12 Eylül 80’in hemen akabinde darbecilerin ABD’ye verdikleri söz üzerine komşumuz Yunanistan NATO’nun askeri kanadına dahil edildi.

Bu gün Aoğu Akdeniz’de yaşadıklarımıza bakıldığında NATO dışındaki Yunanistan ile NATO içindeki Yunanistan farkını analiz edebiliriz.

80 öncesinde Sovyetlerdeki ekonomik çöküntü sinyalleri görülmekte idi ve Sovyetlerin parçalanma ihtimali ciddi bir olgu idi (Aslında Sovyetlerin bir gün dağılacağını ilk gören Atatürk idi ve Nahçivan’la olan 10 kilometrelik sınır o zamanın şartlarında Türk dünyası ile geçiş yolu olsun diye mutlak temin edilmiştir)

Sovyetler parçalanınca tabii olarak Orta Asya’da Türk devletleri kurulacak ve güçlü bir Türkiye dünya ölçeğinde yükselen milliyetçilik fikirleriyle Türk birliğinin başat aktörü öncüsü olabilirdi.

Güçlü bir Türk birliği dünya ekonomisinin önemli bir gücü olabilir ve ABD’nin emperyalist hedeflerine engel olabilirdi.

12 Eylül’e kadar yaşanan Türk genliğinin birbirini kırması ülkemizin gençliğindeki lider kadroların ya canını alarak ya da yıllarca cezaevlerinde yatırarak Türkiye’nin yetişmiş lider yönetici kadrolarından mahrum kalmasına ve çoraklaşmasına sebep olmuştur.

Bu günde değişen bir şey yoktur ülkemizin yetişmiş değerli gençleri yüzde 65 oranında hayatını Türkiye dışında geçirmek istemektedir.

12 Eylül’den sonra ABD kurduğu PKK suç örgütünün yıllarca yaptığı terör sonucu binlerce gencimizin toprağa düşüp şehit olmasına ve bir hesaplamaya göre yaklaşık 300 milyar dolar fazladan harcama yapmamıza sebep olmuş olduğu gibi ülkemizin güneyinde bir koridor devlet kurulma noktasına getirmiştir.

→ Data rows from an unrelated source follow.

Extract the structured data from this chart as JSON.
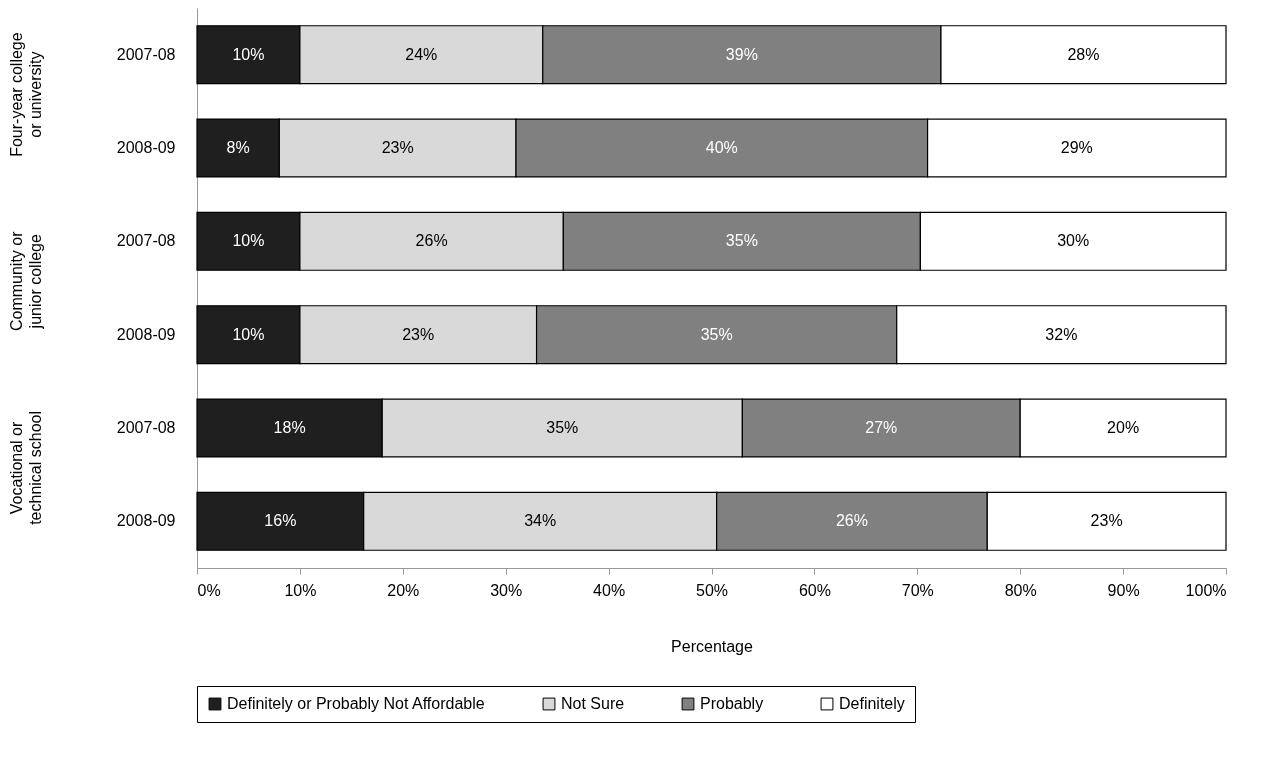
{
  "chart_data": {
    "type": "bar",
    "orientation": "horizontal",
    "stacked": true,
    "categories": [
      "2007-08",
      "2008-09",
      "2007-08",
      "2008-09",
      "2007-08",
      "2008-09"
    ],
    "series": [
      {
        "name": "Definitely or Probably Not Affordable",
        "color": "#1f1f1f",
        "values": [
          10.0,
          8.0,
          10.0,
          10.0,
          18.0,
          16.2
        ],
        "value_labels": [
          "10%",
          "8%",
          "10%",
          "10%",
          "18%",
          "16%"
        ]
      },
      {
        "name": "Not Sure",
        "color": "#d9d9d9",
        "values": [
          23.6,
          23.0,
          25.6,
          23.0,
          35.0,
          34.3
        ],
        "value_labels": [
          "24%",
          "23%",
          "26%",
          "23%",
          "35%",
          "34%"
        ]
      },
      {
        "name": "Probably",
        "color": "#808080",
        "values": [
          38.7,
          40.0,
          34.7,
          35.0,
          27.0,
          26.3
        ],
        "value_labels": [
          "39%",
          "40%",
          "35%",
          "35%",
          "27%",
          "26%"
        ]
      },
      {
        "name": "Definitely",
        "color": "#ffffff",
        "values": [
          27.7,
          29.0,
          29.7,
          32.0,
          20.0,
          23.2
        ],
        "value_labels": [
          "28%",
          "29%",
          "30%",
          "32%",
          "20%",
          "23%"
        ]
      }
    ],
    "annotations": [
      "Four-year college or university",
      "Community or junior college",
      "Vocational or technical school"
    ],
    "xlabel": "Percentage",
    "xlim": [
      0,
      100
    ],
    "xticks": [
      {
        "value": 0,
        "label": "0%"
      },
      {
        "value": 10,
        "label": "10%"
      },
      {
        "value": 20,
        "label": "20%"
      },
      {
        "value": 30,
        "label": "30%"
      },
      {
        "value": 40,
        "label": "40%"
      },
      {
        "value": 50,
        "label": "50%"
      },
      {
        "value": 60,
        "label": "60%"
      },
      {
        "value": 70,
        "label": "70%"
      },
      {
        "value": 80,
        "label": "80%"
      },
      {
        "value": 90,
        "label": "90%"
      },
      {
        "value": 100,
        "label": "100%"
      }
    ],
    "grid": false,
    "legend": "bottom"
  }
}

12 Eylül 80 sonrası emperyalizmin uyguladığı politikalar 2000’li yılların başında “Büyük Ortadoğu Projesi “ adıyla devam etmiş ve halen de ediyor.

12 Eylül 80 ne bir sondur nede bir başlangıçtır, emperyalizm tren yolunun bir ara istasyonudur.

Bundan sonra yakamızdan tutulup sarsılmak istemiyorsak, çocuklarımızın güvenli ve sağlıklı bir ortamda yaşamasını istiyorsak, bizden sonraki nesillerin fikri hür vicdanı hür irfanı hür zengin bireyler olarak ömür geçirmesini istiyorsak, yaşadığımız topraklarda millet olarak ilelebet bağımsız yaşamak istiyorsak, Dünya Türklüğü ile dilde işte fikirde birlik kurup yaşamak istiyorsak, ABD’nin veya başka emperyal güçlerin “bizim çocuklar” veya “dostlarımız” dedikleri insanları ABD askerlerine dua edenleri BOP eş başkanlarını iyi tanıyalım.

Bilelim ki bu topraklarda onların çocukları hiç bitmeyecek.

Ama Oğuzda da er tükenmeyecek.

Oğuz erlerini ayağa kaldıralım devletimizin yönetimini mutlaka ama mutlaka bir Türk e emanet edelim.